Leni Zumas’ Red Clocks is an Oregon Feminist Dystopia That Hits Close to Home

The new local novel is Mike Pence's dream come true.

Dystopia is sometimes conceived, sometimes proposed.

Portland author Leni Zumas' Red Clocks (Little, Brown; 368 pages; $26) is set two years after Congress has ratified the Personhood Amendment granting life, liberty and property to every fertilized egg. This is, of course, already the dream in the cloistered head of Mike Pence and the architects behind Colorado's Amendment 62. In vitro fertilization is also banned in Clocks, because the egg could not consent to be transferred to a uterus.

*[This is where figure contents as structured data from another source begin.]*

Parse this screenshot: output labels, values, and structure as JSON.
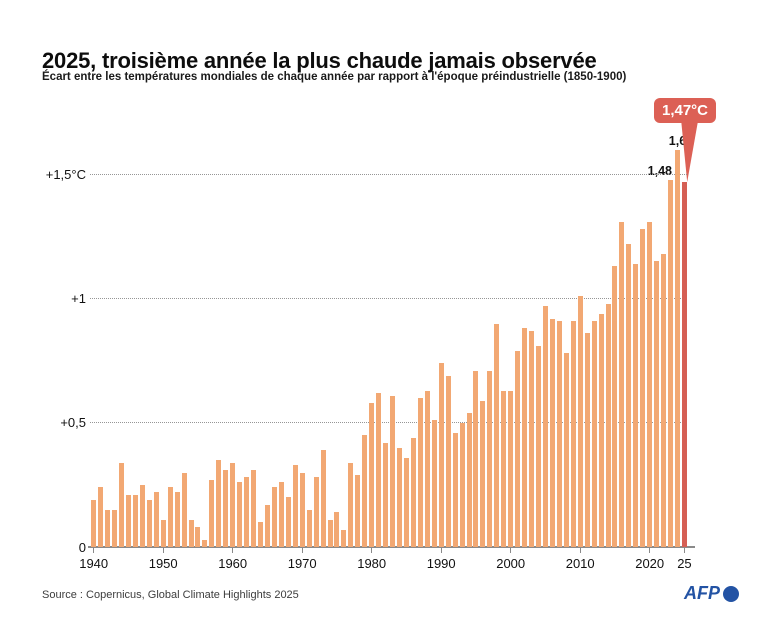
{
  "chart_data": {
    "type": "bar",
    "title": "2025, troisième année la plus chaude jamais observée",
    "subtitle": "Écart entre les températures mondiales de chaque année par rapport à l'époque préindustrielle (1850-1900)",
    "unit": "°C",
    "start_year": 1940,
    "end_year": 2025,
    "values": [
      0.19,
      0.24,
      0.15,
      0.15,
      0.34,
      0.21,
      0.21,
      0.25,
      0.19,
      0.22,
      0.11,
      0.24,
      0.22,
      0.3,
      0.11,
      0.08,
      0.03,
      0.27,
      0.35,
      0.31,
      0.34,
      0.26,
      0.28,
      0.31,
      0.1,
      0.17,
      0.24,
      0.26,
      0.2,
      0.33,
      0.3,
      0.15,
      0.28,
      0.39,
      0.11,
      0.14,
      0.07,
      0.34,
      0.29,
      0.45,
      0.58,
      0.62,
      0.42,
      0.61,
      0.4,
      0.36,
      0.44,
      0.6,
      0.63,
      0.51,
      0.74,
      0.69,
      0.46,
      0.5,
      0.54,
      0.71,
      0.59,
      0.71,
      0.9,
      0.63,
      0.63,
      0.79,
      0.88,
      0.87,
      0.81,
      0.97,
      0.92,
      0.91,
      0.78,
      0.91,
      1.01,
      0.86,
      0.91,
      0.94,
      0.98,
      1.13,
      1.31,
      1.22,
      1.14,
      1.28,
      1.31,
      1.15,
      1.18,
      1.48,
      1.6,
      1.47
    ],
    "ylim": [
      0,
      1.65
    ],
    "yticks": [
      {
        "value": 0,
        "label": "0"
      },
      {
        "value": 0.5,
        "label": "+0,5"
      },
      {
        "value": 1,
        "label": "+1"
      },
      {
        "value": 1.5,
        "label": "+1,5°C"
      }
    ],
    "xticks": [
      {
        "year": 1940,
        "label": "1940"
      },
      {
        "year": 1950,
        "label": "1950"
      },
      {
        "year": 1960,
        "label": "1960"
      },
      {
        "year": 1970,
        "label": "1970"
      },
      {
        "year": 1980,
        "label": "1980"
      },
      {
        "year": 1990,
        "label": "1990"
      },
      {
        "year": 2000,
        "label": "2000"
      },
      {
        "year": 2010,
        "label": "2010"
      },
      {
        "year": 2020,
        "label": "2020"
      },
      {
        "year": 2025,
        "label": "25"
      }
    ],
    "grid": "dotted horizontal lines",
    "legend": "none",
    "highlight_year": 2025,
    "annotations": {
      "peak_2024": "1,6",
      "second_2023": "1,48",
      "callout_2025": "1,47°C"
    }
  },
  "footer": {
    "source": "Source : Copernicus, Global Climate Highlights 2025",
    "afp_text": "AFP"
  },
  "colors": {
    "bar": "#F2A873",
    "bar_highlight": "#D55F55",
    "callout_bg": "#DC6055",
    "callout_text": "#FFFFFF",
    "grid": "#969696",
    "axis": "#8A8A8A",
    "text": "#111111",
    "source_text": "#3D3D3D",
    "afp_blue": "#2353A4"
  }
}
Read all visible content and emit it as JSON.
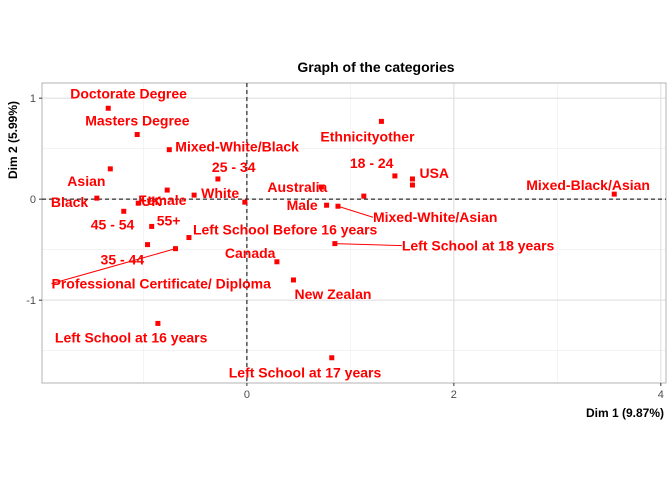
{
  "chart_data": {
    "type": "scatter",
    "title": "Graph of the categories",
    "xlabel": "Dim 1 (9.87%)",
    "ylabel": "Dim 2 (5.99%)",
    "xlim": [
      -1.98,
      4.05
    ],
    "ylim": [
      -1.82,
      1.15
    ],
    "x_ticks": [
      0,
      2,
      4
    ],
    "y_ticks": [
      -1,
      0,
      1
    ],
    "grid": true,
    "reference_lines": {
      "x": 0,
      "y": 0,
      "style": "dashed"
    },
    "point_color": "#ff0000",
    "points": [
      {
        "label": "Doctorate Degree",
        "x": -1.34,
        "y": 0.9
      },
      {
        "label": "Masters Degree",
        "x": -1.06,
        "y": 0.64
      },
      {
        "label": "Mixed-White/Black",
        "x": -0.75,
        "y": 0.49
      },
      {
        "label": "Ethnicityother",
        "x": 1.3,
        "y": 0.77
      },
      {
        "label": "25 - 34",
        "x": -0.28,
        "y": 0.2
      },
      {
        "label": "18 - 24",
        "x": 1.43,
        "y": 0.23
      },
      {
        "label": "USA",
        "x": 1.6,
        "y": 0.2
      },
      {
        "label": "Asian",
        "x": -1.32,
        "y": 0.3
      },
      {
        "label": "Female",
        "x": -0.77,
        "y": 0.09
      },
      {
        "label": "Australia",
        "x": 0.72,
        "y": 0.12
      },
      {
        "label": "Mixed-Black/Asian",
        "x": 3.55,
        "y": 0.05
      },
      {
        "label": "White",
        "x": -0.51,
        "y": 0.04
      },
      {
        "label": "UK",
        "x": -1.05,
        "y": -0.04
      },
      {
        "label": "Black",
        "x": -1.45,
        "y": 0.01
      },
      {
        "label": "Male",
        "x": 0.77,
        "y": -0.06
      },
      {
        "label": "Mixed-White/Asian",
        "x": 0.88,
        "y": -0.07
      },
      {
        "label": "45 - 54",
        "x": -1.19,
        "y": -0.12
      },
      {
        "label": "55+",
        "x": -0.92,
        "y": -0.27
      },
      {
        "label": "Left School Before 16 years",
        "x": -0.56,
        "y": -0.38
      },
      {
        "label": "35 - 44",
        "x": -0.96,
        "y": -0.45
      },
      {
        "label": "Professional Certificate/ Diploma",
        "x": -0.69,
        "y": -0.49
      },
      {
        "label": "Left School at 18 years",
        "x": 0.85,
        "y": -0.44
      },
      {
        "label": "Canada",
        "x": 0.29,
        "y": -0.62
      },
      {
        "label": "New Zealan",
        "x": 0.45,
        "y": -0.8
      },
      {
        "label": "Left School at 16 years",
        "x": -0.86,
        "y": -1.23
      },
      {
        "label": "Left School at 17 years",
        "x": 0.82,
        "y": -1.57
      },
      {
        "label": "",
        "x": 1.13,
        "y": 0.03
      },
      {
        "label": "",
        "x": 1.6,
        "y": 0.14
      },
      {
        "label": "",
        "x": -0.02,
        "y": -0.03
      }
    ]
  }
}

And so a small-town Oregon history teacher named Ro—unmarried but desperate for a child—must have her uterus basted by a doctor with the sperm of a 19-year-old boy to become pregnant. The "red clock" of the title is the one in her own thinning uterus.

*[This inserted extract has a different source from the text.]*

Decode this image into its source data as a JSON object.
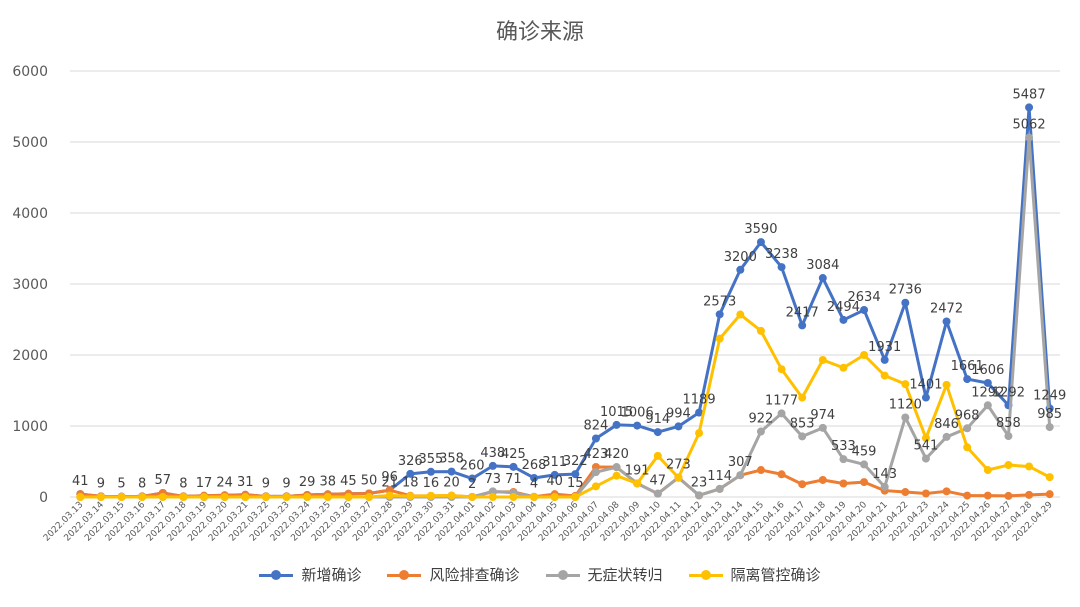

Meanwhile, high school girls scrape out their own uteruses or lose their pregnancy to a tumble down a stairwell—afraid of being charged with murder if they abort the incipient life inside them. Healers in the woods are accused of murder by means of a fenugreek and lavender potion, a witch hunt with an anti-abortion bent.

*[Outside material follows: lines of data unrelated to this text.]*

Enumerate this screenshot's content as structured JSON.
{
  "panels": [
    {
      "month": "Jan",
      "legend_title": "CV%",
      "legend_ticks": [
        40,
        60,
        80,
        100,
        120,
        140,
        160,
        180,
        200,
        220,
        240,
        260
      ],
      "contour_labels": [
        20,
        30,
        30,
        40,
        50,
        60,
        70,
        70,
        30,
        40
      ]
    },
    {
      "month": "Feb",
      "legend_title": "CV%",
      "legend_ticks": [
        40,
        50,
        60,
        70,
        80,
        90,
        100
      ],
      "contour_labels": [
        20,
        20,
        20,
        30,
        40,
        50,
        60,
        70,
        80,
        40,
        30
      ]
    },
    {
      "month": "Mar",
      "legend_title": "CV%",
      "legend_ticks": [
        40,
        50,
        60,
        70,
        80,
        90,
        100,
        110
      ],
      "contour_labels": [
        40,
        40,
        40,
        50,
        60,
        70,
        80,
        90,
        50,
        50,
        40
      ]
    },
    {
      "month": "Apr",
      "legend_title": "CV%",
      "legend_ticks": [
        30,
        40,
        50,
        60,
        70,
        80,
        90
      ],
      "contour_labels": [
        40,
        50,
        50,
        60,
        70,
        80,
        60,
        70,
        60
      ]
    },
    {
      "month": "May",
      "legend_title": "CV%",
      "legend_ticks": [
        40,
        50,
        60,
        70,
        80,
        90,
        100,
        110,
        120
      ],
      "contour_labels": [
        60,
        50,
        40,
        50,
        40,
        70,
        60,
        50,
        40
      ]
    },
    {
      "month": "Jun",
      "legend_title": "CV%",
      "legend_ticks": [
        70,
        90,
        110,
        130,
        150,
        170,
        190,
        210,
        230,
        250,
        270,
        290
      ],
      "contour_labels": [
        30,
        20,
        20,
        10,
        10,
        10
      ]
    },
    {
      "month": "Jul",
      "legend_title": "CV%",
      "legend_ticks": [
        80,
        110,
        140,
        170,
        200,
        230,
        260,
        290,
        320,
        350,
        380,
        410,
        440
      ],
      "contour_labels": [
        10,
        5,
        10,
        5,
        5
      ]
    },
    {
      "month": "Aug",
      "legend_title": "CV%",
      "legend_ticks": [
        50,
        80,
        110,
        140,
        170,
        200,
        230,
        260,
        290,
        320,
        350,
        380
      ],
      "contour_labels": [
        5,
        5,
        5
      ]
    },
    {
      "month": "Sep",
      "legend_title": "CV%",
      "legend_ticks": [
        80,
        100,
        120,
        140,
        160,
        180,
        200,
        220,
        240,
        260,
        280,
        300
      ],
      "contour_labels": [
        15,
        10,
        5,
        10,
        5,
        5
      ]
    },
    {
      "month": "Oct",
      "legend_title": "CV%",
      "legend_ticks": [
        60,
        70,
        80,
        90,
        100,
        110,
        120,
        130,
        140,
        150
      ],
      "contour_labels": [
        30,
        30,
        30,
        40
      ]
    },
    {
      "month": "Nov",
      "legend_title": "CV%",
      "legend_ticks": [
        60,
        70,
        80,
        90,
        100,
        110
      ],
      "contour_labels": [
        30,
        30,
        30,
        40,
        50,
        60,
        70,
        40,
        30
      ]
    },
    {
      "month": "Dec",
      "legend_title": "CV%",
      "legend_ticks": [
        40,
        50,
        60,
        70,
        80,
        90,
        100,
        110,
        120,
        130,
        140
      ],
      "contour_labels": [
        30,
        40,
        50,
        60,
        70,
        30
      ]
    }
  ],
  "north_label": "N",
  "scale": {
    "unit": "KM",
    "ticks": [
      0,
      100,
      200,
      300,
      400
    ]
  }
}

Zumas' book is not a dreary slog through female torment, however. It is impressionistic, lyrical and sometimes even maddening as it switches between the perspectives of four women trapped by their roles as a persecuted healer, a pregnant daughter or a wife who looks longingly at freeway guardrails as a way out of her marriage. The novel is obsessed with the drive for reproduction—and how it gets distorted.

"Blonde-brown, endearing, demanding, sometimes quite irritating—how eerily they resemble Susan and Didier," the teacher thinks about a friend's children. "They are the products of desire: sexual, yes, but more importantly (in the age of contraception, at least) they come from the desire to recur."

One of the book's most striking features is its mordant wit—a mastery of the absurdist humor of political cruelty. Canada, eager to remain cozy with its dangerous southern neighbor, has agreed to create a "Pink Wall" stopping young girls suspected of seeking abortions, a policy advertised on highway billboards next to a stick figure with a balloon for a belly: "WON'T STOP ONE, WON'T START ONE. CANADA UPHOLDS U.S. LAW!"

The obvious comparisons are to Margaret Atwood's Handmaid's Tale, now filling Hulu with the relentlessly plaintive face of Elizabeth Moss. But the world of Clocks is not fantastical or far-fetched. It is our own, almost banal in the way it tears down its protagonists' sense of self or autonomy. If one climactic triumph feels like deus ex machina, the actual hope found in the book is the sort that became a hashtag during the 2016 election—the optimism of dogged, staggering persistence.

Leni Zumas' Red Clocks was published Jan. 16. She reads Tuesday, Feb. 20 at Broadway Books, 1714 NE Broadway, 503-284-1726, broadwaybooks.net. 7 pm. Free.